Most subjects had elevated UACRs
The study run by Dr. Agarwal and his associates used data from 12,512 of the more than 13,000 people enrolled in either FIDELITY-DKD or FIGARO-DKD who had UACR measurements recorded at baseline, at 4 months into either study, or both. Their median UACR at the time they began on finerenone or placebo was 514 mg/g, with 67% having a UACR of at least 300 mg/g (macroalbuminuria) and 31% having a UACR of 30-299 mg/g (microalbuminuria). By design, virtually all patients in these two trials were on a renin-angiotensin system inhibitor (either an angiotensin-converting enzyme inhibitor or an angiotensin-receptor blocker), but given the time period when the two trials enrolled participants (during 2015-2018) only 7% of those enrolled were on a sodium-glucose cotransporter 2 inhibitor and only 7% were on a glucagonlike peptide–1 receptor agonist.
Four months after treatment began, 53% of those randomized to finerenone treatment and 27% of those in the placebo arm had their UACR reduced by at least 30% from baseline, the cutpoint chosen by Dr. Agarwal based on the American Diabetes Association guideline.
Kaplan-Meier analyses showed that the incidence of the primary kidney outcome – kidney failure, a sustained ≥ 57% decrease in eGFR from baseline, or kidney death – showed close correlation with at least a 30% reduction in UACR regardless of whether the patients in this subgroup received finerenone or placebo.
A different correlation was found in those with a less than 30% reduction in their UACR from baseline to 4 months, regardless of whether this happened on finerenone or placebo. People in the two finerenone trials who had a lesser reduction from baseline in their UACR also had a significantly higher rate of adverse kidney outcomes whether they received finerenone or placebo.
84% of finerenone’s kidney benefit linked to lowering of UACR
The causal-mediation analysis run by Dr. Agarwal quantified this observation, showing that 84% of finerenone’s effect on the kidney outcome was mediated by the reduction in UACR.
“It seems like the kidney benefit [from finerenone] travels through the level of albuminuria. This has broad implications for treatment of people with type 2 diabetes and CKD,” he said.
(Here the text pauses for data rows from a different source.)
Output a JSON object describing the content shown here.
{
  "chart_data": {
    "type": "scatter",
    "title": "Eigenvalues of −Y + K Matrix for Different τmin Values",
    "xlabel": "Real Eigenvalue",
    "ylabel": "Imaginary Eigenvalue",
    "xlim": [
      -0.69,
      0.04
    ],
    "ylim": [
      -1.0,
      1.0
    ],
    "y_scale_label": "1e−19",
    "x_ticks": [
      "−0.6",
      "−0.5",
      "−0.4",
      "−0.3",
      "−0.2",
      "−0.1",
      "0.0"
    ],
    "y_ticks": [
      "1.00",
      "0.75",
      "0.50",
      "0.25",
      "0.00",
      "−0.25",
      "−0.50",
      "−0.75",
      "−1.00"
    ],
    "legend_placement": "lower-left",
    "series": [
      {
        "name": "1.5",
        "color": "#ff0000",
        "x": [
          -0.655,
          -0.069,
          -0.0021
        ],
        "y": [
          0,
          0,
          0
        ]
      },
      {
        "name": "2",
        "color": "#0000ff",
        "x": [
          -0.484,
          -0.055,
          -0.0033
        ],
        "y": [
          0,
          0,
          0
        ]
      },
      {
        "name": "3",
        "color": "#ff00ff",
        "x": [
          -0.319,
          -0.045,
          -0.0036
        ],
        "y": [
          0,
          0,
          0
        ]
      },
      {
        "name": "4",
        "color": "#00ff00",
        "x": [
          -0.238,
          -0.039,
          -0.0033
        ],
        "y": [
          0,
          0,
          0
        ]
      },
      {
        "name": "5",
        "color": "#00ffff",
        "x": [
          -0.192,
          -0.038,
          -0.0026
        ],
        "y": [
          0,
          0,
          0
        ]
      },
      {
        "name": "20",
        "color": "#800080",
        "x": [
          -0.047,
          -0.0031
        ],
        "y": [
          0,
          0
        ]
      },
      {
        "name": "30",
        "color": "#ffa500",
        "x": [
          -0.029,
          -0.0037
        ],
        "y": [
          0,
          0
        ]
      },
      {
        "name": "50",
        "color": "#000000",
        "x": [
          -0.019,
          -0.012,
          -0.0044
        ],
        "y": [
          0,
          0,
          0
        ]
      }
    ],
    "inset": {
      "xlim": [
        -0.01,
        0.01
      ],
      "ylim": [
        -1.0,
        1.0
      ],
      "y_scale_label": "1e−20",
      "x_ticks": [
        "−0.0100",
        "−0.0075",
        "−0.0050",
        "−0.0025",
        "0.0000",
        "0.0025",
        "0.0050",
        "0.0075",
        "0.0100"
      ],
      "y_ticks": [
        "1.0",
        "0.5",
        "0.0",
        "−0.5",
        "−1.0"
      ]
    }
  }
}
The link with reduction in albuminuria was weaker for the primary cardiovascular disease outcome: CV death, nonfatal myocardial infarction, nonfatal stroke, or hospitalization for heart failure. The strongest effect on this outcome was only seen in Kaplan-Meier analysis in those on finerenone who had at least a 30% reduction in their UACR. Those on placebo and with a similarly robust 4-month reduction in UACR showed a much more modest cardiovascular benefit that resembled those on either finerenone or placebo who had a smaller, less than 30% UACR reduction. The mediation analysis of these data showed that UACR reduction accounted for about 37% of the observed cardiovascular benefit seen during the trials.
“The effect of UACR is much stronger for the kidney outcomes,” summed up Dr. Agarwal. The results suggest that for cardiovascular outcomes finerenone works through factors other than lowering of UACR, but he admitted that no one currently knows what those other factors might be.